Leveen, who is a consultant to corporations on energy deregulation and writes for the website Green Explored, reviewed the history of Bloom Energy and what he called its “collusion” with the internet company Google.
John Doerr, chairman of Kleiner Perkins in 1999, invested in Google and sits on the tech giant’s board. Doerr helped to organize financial support for Bloom Energy on behalf of Kleiner Perkins in 2002, Leveen said.
In July 2008, Google became Bloom Energy’s first commercial customer. Three months earlier, the American Society of Mechanical Engineers had released a report funded by the Department of Energy concluding that Bloom Energy “had by far the worst fuel cell on market,” Leveen said in his own slide presentation.
Bloom Energy installed four “Bloom Boxes”—devices used to convert natural gas to electricity—at Google headquarters, but only one of them had to operate at limited capacity for 30 days to be deemed a commercial success, Leveen said.
“The performance test at Google simply duped investors,” he said. “We also know from the S-1 [the Securities and Exchange Commission filing] that many of the Bloom Boxes failed and were decommissioned, and that Bloom took a major financial loss on the decommissioning of those boxes.”
Leveen called for executive branch agencies to investigate Bloom Energy, including the Federal Trade Commission, the Securities and Exchange Commission, and the Environmental Protection Agency.
Say the Magic Words, Answer No Questions
Despite financial setbacks, Bloom Energy remains afloat because it received government subsidies, tax breaks, and other favors from high-ranking government officials, Driessen, a senior fellow with the Washington-based Committee for a Constructive Tomorrow, said during his presentation.

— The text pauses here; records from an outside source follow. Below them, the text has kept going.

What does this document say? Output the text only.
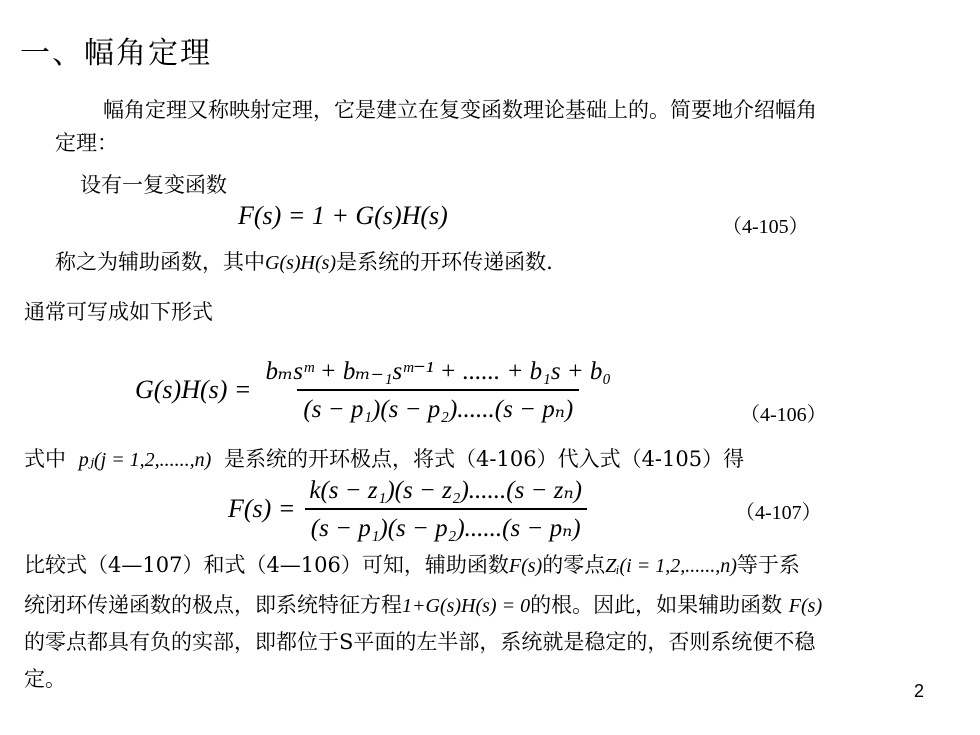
一、幅角定理
幅角定理又称映射定理，它是建立在复变函数理论基础上的。简要地介绍幅角
定理：
设有一复变函数
F(s) = 1 + G(s)H(s)	（4-105）
称之为辅助函数，其中G(s)H(s)是系统的开环传递函数.
通常可写成如下形式
$G(s)H(s) = \frac{\text{bₘsᵐ + bₘ₋₁sᵐ⁻¹ + ...... + b₁s + b₀}}{\text{(s − p₁)(s − p₂)......(s − pₙ)}}$	（4-106）
式中 pⱼ(j = 1,2,......,n) 是系统的开环极点，将式（4-106）代入式（4-105）得
$F(s) = \frac{\text{k(s − z₁)(s − z₂)......(s − zₙ)}}{\text{(s − p₁)(s − p₂)......(s − pₙ)}}$	（4-107）
比较式（4—107）和式（4—106）可知，辅助函数F(s)的零点Zᵢ(i = 1,2,......,n)等于系
统闭环传递函数的极点，即系统特征方程1+G(s)H(s) = 0的根。因此，如果辅助函数 F(s)
的零点都具有负的实部，即都位于S平面的左半部，系统就是稳定的，否则系统便不稳
定。	2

CFACT advocates free market solutions in energy policy.
“Bloom has been able to milk Delaware taxpayers and ratepayers for massive subsidies, gain preferential treatment on multiple fronts, and avoid rules that are rigorously applied to other industries,” Driessen said, adding:
The Delaware state legislature has allowed Bloom to operate under a unique definition of renewable energy that lets it qualify for special treatment and subsidies by claiming that its equipment could run on biofuels like methane from cows or landfills even if they never have done so, and even if they’ve always run solely on natural gas and even if they generate hazardous waste in the process.
Bloom Energy’s federal investment tax credit was eliminated in 2016, but Senate Minority Leader Chuck Schumer, D-N.Y., worked to restore the tax credit and make it retroactive to the date it ended, Driessen said. Sens. Tom Carper, D-Del., and Richard Blumenthal, D-Conn., helped Schumer revive the tax credit, he said.

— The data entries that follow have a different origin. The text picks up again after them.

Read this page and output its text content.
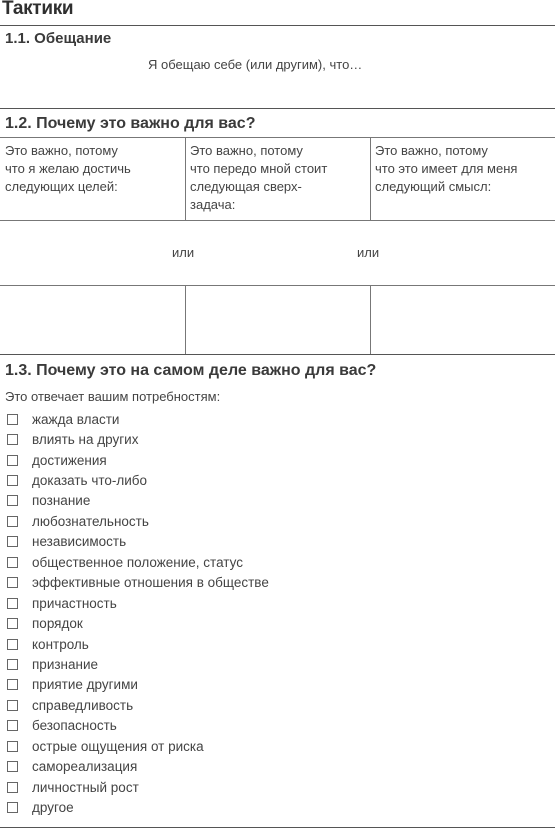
Тактики
1.1. Обещание
Я обещаю себе (или другим), что…
1.2. Почему это важно для вас?
Это важно, потому
что я желаю достичь
следующих целей:
Это важно, потому
что передо мной стоит
следующая сверх-
задача:
Это важно, потому
что это имеет для меня
следующий смысл:
или	или
1.3. Почему это на самом деле важно для вас?
Это отвечает вашим потребностям:
жажда власти
влиять на других
достижения
доказать что-либо
познание
любознательность
независимость
общественное положение, статус
эффективные отношения в обществе
причастность
порядок
контроль
признание
приятие другими
справедливость
безопасность
острые ощущения от риска
самореализация
личностный рост
другое
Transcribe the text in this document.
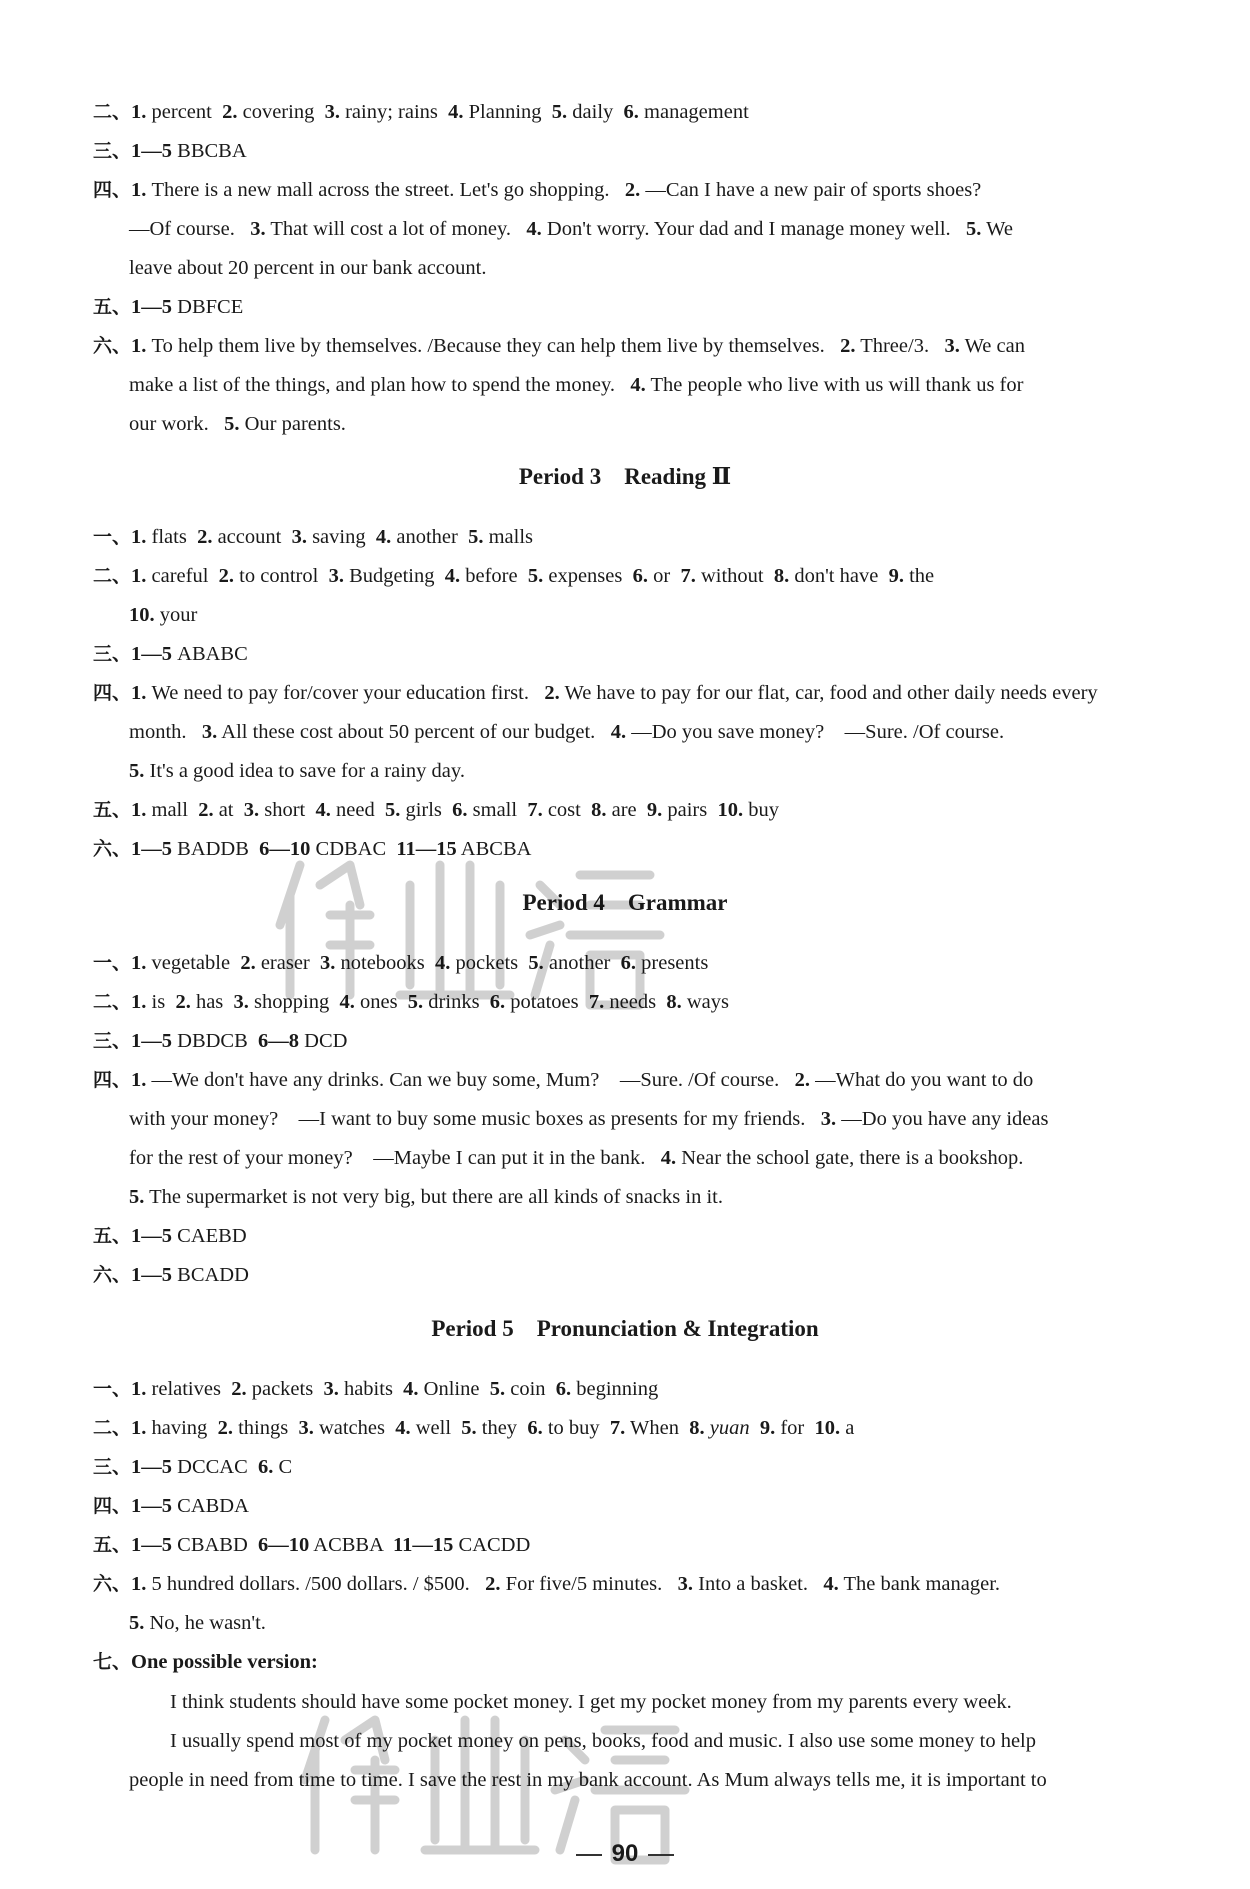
二、1. percent  2. covering  3. rainy; rains  4. Planning  5. daily  6. management
三、1—5 BBCBA
四、1. There is a new mall across the street. Let's go shopping.   2. —Can I have a new pair of sports shoes?
—Of course.   3. That will cost a lot of money.   4. Don't worry. Your dad and I manage money well.   5. We
leave about 20 percent in our bank account.
五、1—5 DBFCE
六、1. To help them live by themselves. /Because they can help them live by themselves.   2. Three/3.   3. We can
make a list of the things, and plan how to spend the money.   4. The people who live with us will thank us for
our work.   5. Our parents.
一、1. flats  2. account  3. saving  4. another  5. malls
二、1. careful  2. to control  3. Budgeting  4. before  5. expenses  6. or  7. without  8. don't have  9. the
10. your
三、1—5 ABABC
四、1. We need to pay for/cover your education first.   2. We have to pay for our flat, car, food and other daily needs every
month.   3. All these cost about 50 percent of our budget.   4. —Do you save money?    —Sure. /Of course.
5. It's a good idea to save for a rainy day.
五、1. mall  2. at  3. short  4. need  5. girls  6. small  7. cost  8. are  9. pairs  10. buy
六、1—5 BADDB  6—10 CDBAC  11—15 ABCBA
一、1. vegetable  2. eraser  3. notebooks  4. pockets  5. another  6. presents
二、1. is  2. has  3. shopping  4. ones  5. drinks  6. potatoes  7. needs  8. ways
三、1—5 DBDCB  6—8 DCD
四、1. —We don't have any drinks. Can we buy some, Mum?    —Sure. /Of course.   2. —What do you want to do
with your money?    —I want to buy some music boxes as presents for my friends.   3. —Do you have any ideas
for the rest of your money?    —Maybe I can put it in the bank.   4. Near the school gate, there is a bookshop.
5. The supermarket is not very big, but there are all kinds of snacks in it.
五、1—5 CAEBD
六、1—5 BCADD
一、1. relatives  2. packets  3. habits  4. Online  5. coin  6. beginning
二、1. having  2. things  3. watches  4. well  5. they  6. to buy  7. When  8. yuan  9. for  10. a
三、1—5 DCCAC  6. C
四、1—5 CABDA
五、1—5 CBABD  6—10 ACBBA  11—15 CACDD
六、1. 5 hundred dollars. /500 dollars. / $500.   2. For five/5 minutes.   3. Into a basket.   4. The bank manager.
5. No, he wasn't.
七、One possible version:
Period 3    Reading Ⅱ
Period 4    Grammar
Period 5    Pronunciation & Integration
I think students should have some pocket money. I get my pocket money from my parents every week.
I usually spend most of my pocket money on pens, books, food and music. I also use some money to help
people in need from time to time. I save the rest in my bank account. As Mum always tells me, it is important to
90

Driessen cited figures showing state and federal officials have given fuel cell makers $3 billion in subsidies over the past decade, with $1.5 billion going to Bloom Energy. Even with this assistance, fuel cell companies lost $6 billion and Bloom lost $2.4 billion, he said.

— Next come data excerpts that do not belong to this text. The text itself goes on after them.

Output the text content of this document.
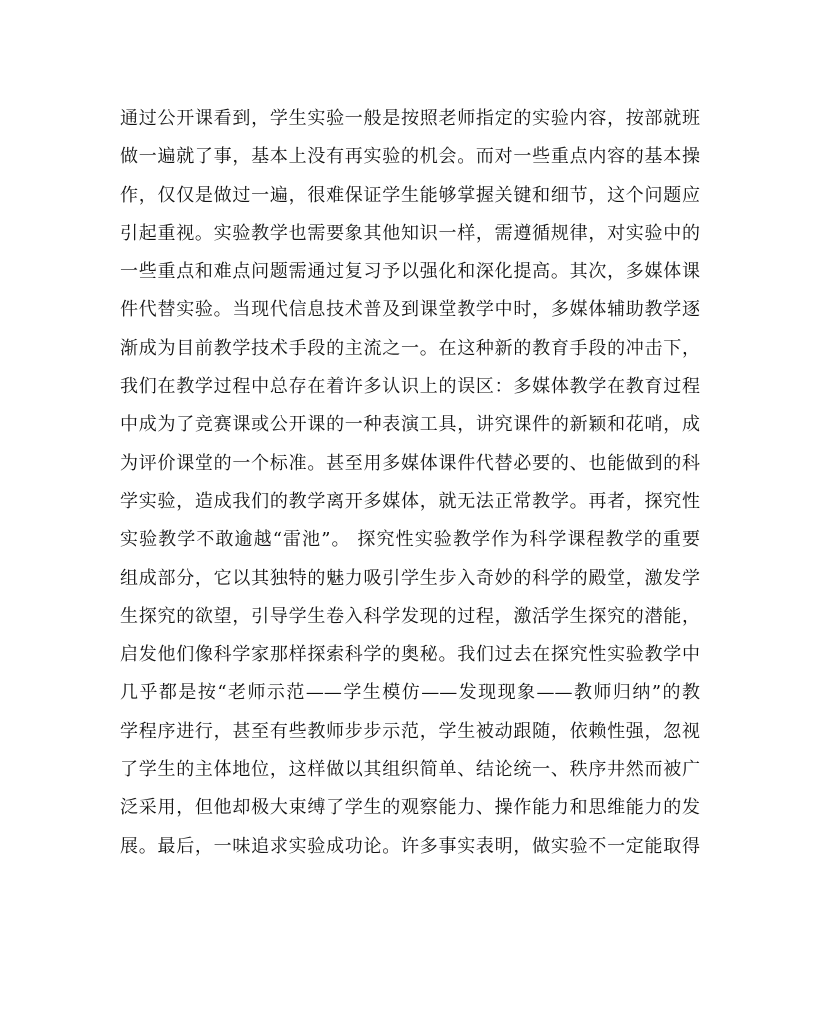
通过公开课看到，学生实验一般是按照老师指定的实验内容，按部就班
做一遍就了事，基本上没有再实验的机会。而对一些重点内容的基本操
作，仅仅是做过一遍，很难保证学生能够掌握关键和细节，这个问题应
引起重视。实验教学也需要象其他知识一样，需遵循规律，对实验中的
一些重点和难点问题需通过复习予以强化和深化提高。其次，多媒体课
件代替实验。当现代信息技术普及到课堂教学中时，多媒体辅助教学逐
渐成为目前教学技术手段的主流之一。在这种新的教育手段的冲击下，
我们在教学过程中总存在着许多认识上的误区：多媒体教学在教育过程
中成为了竞赛课或公开课的一种表演工具，讲究课件的新颖和花哨，成
为评价课堂的一个标准。甚至用多媒体课件代替必要的、也能做到的科
学实验，造成我们的教学离开多媒体，就无法正常教学。再者，探究性
实验教学不敢逾越“雷池”。 探究性实验教学作为科学课程教学的重要
组成部分，它以其独特的魅力吸引学生步入奇妙的科学的殿堂，激发学
生探究的欲望，引导学生卷入科学发现的过程，激活学生探究的潜能，
启发他们像科学家那样探索科学的奥秘。我们过去在探究性实验教学中
几乎都是按“老师示范——学生模仿——发现现象——教师归纳”的教
学程序进行，甚至有些教师步步示范，学生被动跟随，依赖性强，忽视
了学生的主体地位，这样做以其组织简单、结论统一、秩序井然而被广
泛采用，但他却极大束缚了学生的观察能力、操作能力和思维能力的发
展。最后，一味追求实验成功论。许多事实表明，做实验不一定能取得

“Bloom clearly appears to have made questionable statements and outright misrepresentations of material fact to legislatures, regulators, investors, and journalists,” he said, adding:
You might ask how do they get away with this? Actually, the formula for success is pretty simple. Invoke the magical, infinitely malleable terms climate change, renewable energy, sustainability, and environmental protection, and you can pretty much deceive, exaggerate, fabricate, and manipulate all you want. Few difficult questions will be raised, little transparency will be required, and no accountability demanded.